Can we create a 2-dimensional array for matching combinations of two function arguments?
For example, if I write a function with 1 argument (in addition to data input argument):
choose_procedure <- function(x, what_to_do) {
switch(what_to_do,
"mean" = {...}, # mean(x) or mean(x, na.rm = TRUE) or weighted.mean(x)
"median" = {...}, # median(x)
"square" = {...}, # x * x or x ^ 2
"unique" = {...}, # unique(x)
"log" = {...} # log(x) or log10(x)
)
}
I added inline comments to imply that there could be more than one choice per what_to_do input.
When what_to_do = "mean", should it be mean(x, na.rm = TRUE) or mean(x, na.rm = FALSE)? Likewise, when what_to_do = "log", should it be log(x) or log10(x)? Etc.
To handle this, I thought to introduce another argument to choose_procedure(), called "scenario". So if the call to choose_procedure() is:
choose_procedure(x = mtcars$mpg, what_to_do = "log", scenario = "A")
Then it would execute log(mtcars$mpg).
But if the call is
choose_procedure(x = mtcars$mpg, what_to_do = "log", scenario = "B")
then it would execute log10(mtcars$mpg).
An example with just "log" and "scenario" describes a 2x2 array:
"what_to_do"has 2 options:log()orlog10()"scenario"has two options:"A"or"B"
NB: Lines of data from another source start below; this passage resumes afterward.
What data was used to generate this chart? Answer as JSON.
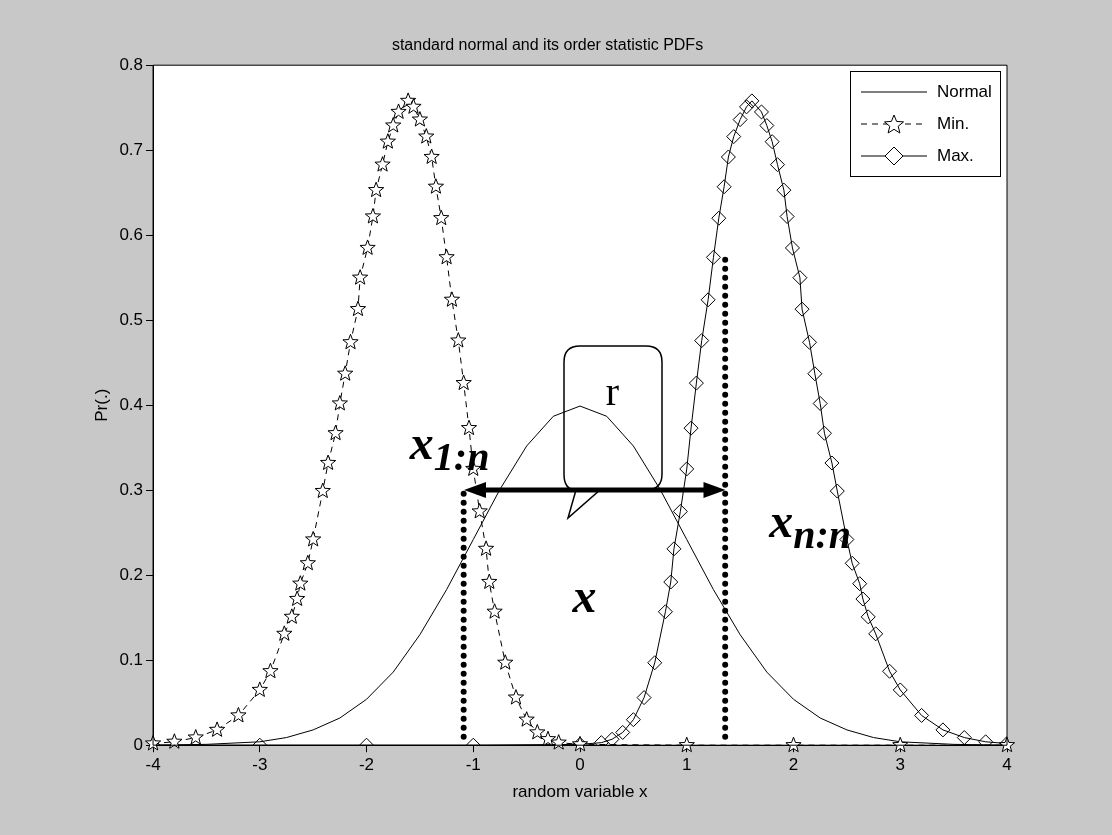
{
  "chart_data": {
    "type": "line",
    "title": "standard normal and its order statistic PDFs",
    "xlabel": "random variable x",
    "ylabel": "Pr(.)",
    "xlim": [
      -4,
      4
    ],
    "xticks": [
      -4,
      -3,
      -2,
      -1,
      0,
      1,
      2,
      3,
      4
    ],
    "ylim": [
      0,
      0.8
    ],
    "yticks": [
      0,
      0.1,
      0.2,
      0.3,
      0.4,
      0.5,
      0.6,
      0.7,
      0.8
    ],
    "grid": false,
    "legend": "top right",
    "series": [
      {
        "name": "Normal",
        "color": "#000000",
        "marker": "none",
        "line_style": "solid",
        "x": [
          -4,
          -3.5,
          -3,
          -2.75,
          -2.5,
          -2.25,
          -2,
          -1.75,
          -1.5,
          -1.25,
          -1,
          -0.75,
          -0.5,
          -0.25,
          0,
          0.25,
          0.5,
          0.75,
          1,
          1.25,
          1.5,
          1.75,
          2,
          2.25,
          2.5,
          2.75,
          3,
          3.5,
          4
        ],
        "values": [
          0,
          0.001,
          0.004,
          0.009,
          0.018,
          0.032,
          0.054,
          0.086,
          0.13,
          0.183,
          0.242,
          0.301,
          0.352,
          0.387,
          0.399,
          0.387,
          0.352,
          0.301,
          0.242,
          0.183,
          0.13,
          0.086,
          0.054,
          0.032,
          0.018,
          0.009,
          0.004,
          0.001,
          0
        ]
      },
      {
        "name": "Min.",
        "color": "#000000",
        "marker": "star",
        "line_style": "dashed",
        "x": [
          -4,
          -3.8,
          -3.6,
          -3.4,
          -3.2,
          -3,
          -2.9,
          -2.77,
          -2.7,
          -2.65,
          -2.62,
          -2.55,
          -2.5,
          -2.41,
          -2.36,
          -2.29,
          -2.25,
          -2.2,
          -2.15,
          -2.08,
          -2.06,
          -1.99,
          -1.94,
          -1.91,
          -1.85,
          -1.8,
          -1.75,
          -1.7,
          -1.61,
          -1.56,
          -1.5,
          -1.44,
          -1.39,
          -1.35,
          -1.3,
          -1.25,
          -1.2,
          -1.14,
          -1.09,
          -1.04,
          -1,
          -0.94,
          -0.88,
          -0.85,
          -0.8,
          -0.7,
          -0.6,
          -0.5,
          -0.4,
          -0.3,
          -0.2,
          0,
          1,
          2,
          3,
          4
        ],
        "values": [
          0.002,
          0.004,
          0.009,
          0.018,
          0.035,
          0.065,
          0.087,
          0.131,
          0.151,
          0.172,
          0.19,
          0.214,
          0.242,
          0.299,
          0.332,
          0.367,
          0.402,
          0.437,
          0.474,
          0.513,
          0.55,
          0.585,
          0.622,
          0.653,
          0.683,
          0.71,
          0.729,
          0.745,
          0.758,
          0.751,
          0.736,
          0.716,
          0.692,
          0.657,
          0.62,
          0.574,
          0.524,
          0.476,
          0.426,
          0.373,
          0.325,
          0.275,
          0.231,
          0.192,
          0.157,
          0.097,
          0.056,
          0.03,
          0.015,
          0.007,
          0.003,
          0.001,
          0,
          0,
          0,
          0
        ]
      },
      {
        "name": "Max.",
        "color": "#000000",
        "marker": "diamond",
        "line_style": "solid",
        "x": [
          -4,
          -3,
          -2,
          -1,
          0,
          0.2,
          0.3,
          0.4,
          0.5,
          0.6,
          0.7,
          0.8,
          0.85,
          0.88,
          0.94,
          1,
          1.04,
          1.09,
          1.14,
          1.2,
          1.25,
          1.3,
          1.35,
          1.39,
          1.44,
          1.5,
          1.56,
          1.61,
          1.7,
          1.75,
          1.8,
          1.85,
          1.91,
          1.94,
          1.99,
          2.06,
          2.08,
          2.15,
          2.2,
          2.25,
          2.29,
          2.36,
          2.41,
          2.5,
          2.55,
          2.62,
          2.65,
          2.7,
          2.77,
          2.9,
          3,
          3.2,
          3.4,
          3.6,
          3.8,
          4
        ],
        "values": [
          0,
          0,
          0,
          0,
          0.001,
          0.003,
          0.007,
          0.015,
          0.03,
          0.056,
          0.097,
          0.157,
          0.192,
          0.231,
          0.275,
          0.325,
          0.373,
          0.426,
          0.476,
          0.524,
          0.574,
          0.62,
          0.657,
          0.692,
          0.716,
          0.736,
          0.751,
          0.758,
          0.745,
          0.729,
          0.71,
          0.683,
          0.653,
          0.622,
          0.585,
          0.55,
          0.513,
          0.474,
          0.437,
          0.402,
          0.367,
          0.332,
          0.299,
          0.242,
          0.214,
          0.19,
          0.172,
          0.151,
          0.131,
          0.087,
          0.065,
          0.035,
          0.018,
          0.009,
          0.004,
          0.002
        ]
      },
      {
        "color": "#000000",
        "marker": "none",
        "line_style": "dotted",
        "x": [
          -1.09,
          -1.09
        ],
        "values": [
          0.01,
          0.3
        ]
      },
      {
        "color": "#000000",
        "marker": "none",
        "line_style": "dotted",
        "x": [
          1.36,
          1.36
        ],
        "values": [
          0.01,
          0.58
        ]
      }
    ],
    "annotations": [
      "x$_{1:n}$",
      "x$_{n:n}$",
      "x",
      "r"
    ]
  }
}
Clearly, this could be handled with 4 if-statements (one for each combination), but will become very difficult to program if we have more combinations (as in choose_procedure() example I opened with).
So I have two questions:
- I'm looking for a setup that could be extended to potentially any n × n array.
- In fact, maybe there's a way to generalize to more than n × n? For example, if we have 3 arguments:
"what_do_to","scenario","sub_scenario". Etc.